On Friday I went to pay a shiva call to the parents, brothers, sister, and – especially – the pregnant widow and orphans of Netanel Arami, may G-d avenge his blood. Netanel plunged to his death on Tuesday when somebody cut the rope from which he was rappelling as part of his work at a construction site. Nobody was at the house when I got there. Later, a few people entered.
I thought of all the shiva calls I had made during Operation Protective Edge. I thought of the constant IDF accompaniment of the bereaved families; of the feeling of solidarity that enveloped them; of the steady stream of visitors who sought to comfort them.
Netanel’s story is no less disturbing than the story of the three abducted teenagers. If you or I had been dangling at the end of the rope on the 18th floor, the Arab murderer would have cut the rope as well, and we would have plunged to our shocking deaths just like Netanel. The Arab didn’t murder Netanel for personal reasons; he murdered him because he is a Jew, exactly why the three abducted teens were murdered.
Netanel was one of those everyday righteous souls. He worked hard to support his young family. He had just opened up his own rappelling business. He didn’t come from a wealthy family. He and his wife were just a young Israeli family starting out on their own. He worked hard, dealt with his overdraft, with the contractors who didn’t pay on time – and nonetheless, employed another person who had a rough start in life and is also building his family. “Go out and buy everything you need for your new baby,” Netanel told him. “I will pay.” The worker did not know that the money for the pacifiers he bought for his own baby came at the expense of necessities for Netanel’s baby.

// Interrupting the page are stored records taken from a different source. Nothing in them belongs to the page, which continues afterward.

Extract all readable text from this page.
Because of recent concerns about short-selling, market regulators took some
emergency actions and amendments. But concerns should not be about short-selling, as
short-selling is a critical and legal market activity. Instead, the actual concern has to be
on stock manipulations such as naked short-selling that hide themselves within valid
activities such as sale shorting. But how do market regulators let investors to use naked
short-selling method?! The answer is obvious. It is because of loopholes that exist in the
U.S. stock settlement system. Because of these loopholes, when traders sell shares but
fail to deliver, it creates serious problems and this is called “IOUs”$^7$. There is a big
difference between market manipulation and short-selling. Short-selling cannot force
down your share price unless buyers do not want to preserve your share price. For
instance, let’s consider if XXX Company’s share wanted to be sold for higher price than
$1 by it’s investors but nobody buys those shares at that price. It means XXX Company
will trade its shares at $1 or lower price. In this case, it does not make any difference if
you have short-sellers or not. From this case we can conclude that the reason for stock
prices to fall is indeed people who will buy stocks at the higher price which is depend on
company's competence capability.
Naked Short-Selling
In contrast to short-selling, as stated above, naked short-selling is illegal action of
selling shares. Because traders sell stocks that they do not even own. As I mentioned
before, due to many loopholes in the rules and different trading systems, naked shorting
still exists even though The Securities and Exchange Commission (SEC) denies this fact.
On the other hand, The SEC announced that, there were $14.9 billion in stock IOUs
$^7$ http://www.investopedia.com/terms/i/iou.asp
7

Netanel lay shattered on the ground for five hours. His mother heard about the “accident” from the Internet. The employee brought the police. They went up to the roof and saw the cut rope and heard the Arab workers laughing. A cut rappelling rope looks completely different from a worn-out rope. And there are always two ropes: one main rope and one safety rope.
The police have placed a censorship order on the entire case. What is the order’s purpose – other than to conceal the truth from the public?
On the night of the murder, the police called the grieving widow. They treated her almost like a criminal.
“You have to come in to the police station,” they roughly said to the widow holding her baby.
“Why?”
“You want to bury your husband, don’t you?”
“Yes, but why do I have to go to the police station?”
“You have to sign a release for an autopsy.”
“But I do not have a car.”
And so, the new widow, on the evening the murder was discovered, had to run to the police station to argue against an autopsy.
Since then, nothing. No representative from the police, nobody to give the family an update, no psychologist to help them over the hurdle, no welfare for the children. Nothing. Complete evasion. And a censorship order on the investigation. And media avoidance of the story.
It is a convenient way to solve problems. We will hint that perhaps it was a criminal act and not an act of terror. We will leave the case open. Using the excuse of “it’s an ongoing investigation,” we will destroy a family. Just like we destroyed Shelly Dadon’s family, may G-d avenge her blood. In her case, the flaccid Minister of Internal Security hurried off to the Arab town of Taibeh to announce that more investigative directions were being examined. Or maybe we will act like we did following the murder of Rabbi Moshe Talbi, found shot at the Yakir intersection, whom the police hurriedly murdered again by claiming he had committed suicide. The family had to heroically fight for years to get the police to admit that the beloved head of their family had been murdered.